Hoje, estamos assistindo a um fenômeno do mesmo tipo no mar, com a benção das autoridades públicas. Poderosos interesses no setor industrial da pesca, mas também em muitos outros setores (energia eólica, extrações, petróleo, aquacultura, navegação de lazer, conservação ambiental etc.) apropriam-se do mar hoje por razões que não têm nenhuma relação com a pesca e julgam a contribuição econômica de sua atividade superior à da simples coleta de peixes.

Ideologicamente, o terreno está bem preparado para excluir o máximo de pescadores de sua atividade sem nenhum reconhecimento de seus direitos. A pesca é apresentada como uma atividade destruidora destinada a ser substituída pela aquacultura. Juridicamente, cria-se um direito ambiental marinho muito constrangedor, desde o plano internacional até o plano local. Esse direito ambiental é imposto aos pescadores sem discussão; eles não participaram de sua elaboração e não têm, por sua vez, nenhum reconhecimento jurídico de seus direitos coletivos de uso sobre os territórios e recursos que eles exploram e, muitas vezes, administram há décadas, senão há séculos (através das prud’homies, associações locais de pesca existentes na França).
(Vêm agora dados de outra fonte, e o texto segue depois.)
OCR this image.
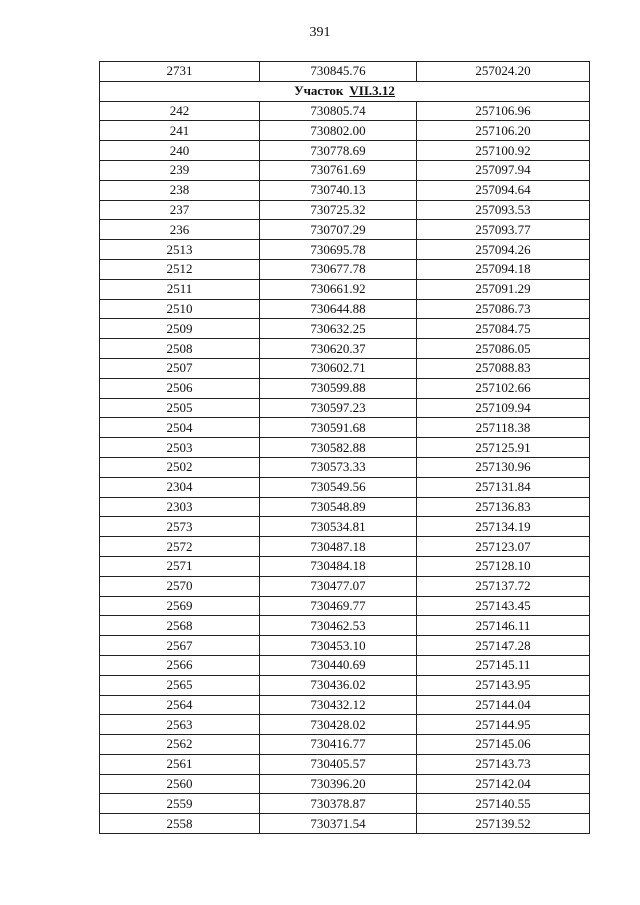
391
2731	730845.76	257024.20
Участок VII.3.12		
242	730805.74	257106.96
241	730802.00	257106.20
240	730778.69	257100.92
239	730761.69	257097.94
238	730740.13	257094.64
237	730725.32	257093.53
236	730707.29	257093.77
2513	730695.78	257094.26
2512	730677.78	257094.18
2511	730661.92	257091.29
2510	730644.88	257086.73
2509	730632.25	257084.75
2508	730620.37	257086.05
2507	730602.71	257088.83
2506	730599.88	257102.66
2505	730597.23	257109.94
2504	730591.68	257118.38
2503	730582.88	257125.91
2502	730573.33	257130.96
2304	730549.56	257131.84
2303	730548.89	257136.83
2573	730534.81	257134.19
2572	730487.18	257123.07
2571	730484.18	257128.10
2570	730477.07	257137.72
2569	730469.77	257143.45
2568	730462.53	257146.11
2567	730453.10	257147.28
2566	730440.69	257145.11
2565	730436.02	257143.95
2564	730432.12	257144.04
2563	730428.02	257144.95
2562	730416.77	257145.06
2561	730405.57	257143.73
2560	730396.20	257142.04
2559	730378.87	257140.55
2558	730371.54	257139.52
Os partidários da “tragédia dos comuns” negam a capacidade dos pescadores de administrar territórios e recursos comuns sobre os quais lhes são reconhecidos direitos coletivos. Para eles, somente a individualização e a mercantilização dos direitos constituem meios de pôr fim à má gestão e à exploração excessiva. No entanto, existem múltiplos exemplos de gestão comum de recursos comuns, em particular na faixa litorânea, com controle do acesso, quando os pescadores dispõem da autonomia e dos meios para assegurá-la. Hoje, mesmo esses exemplos de boa gestão coletiva estão sendo ameaçados pelos novos investidores da fronteira marítima, uma vez que a atividade dos pescadores não goza de nenhuma proteção jurídica (cf. as usinas eólicas no meio das jazidas de conchas de Saint Jacques).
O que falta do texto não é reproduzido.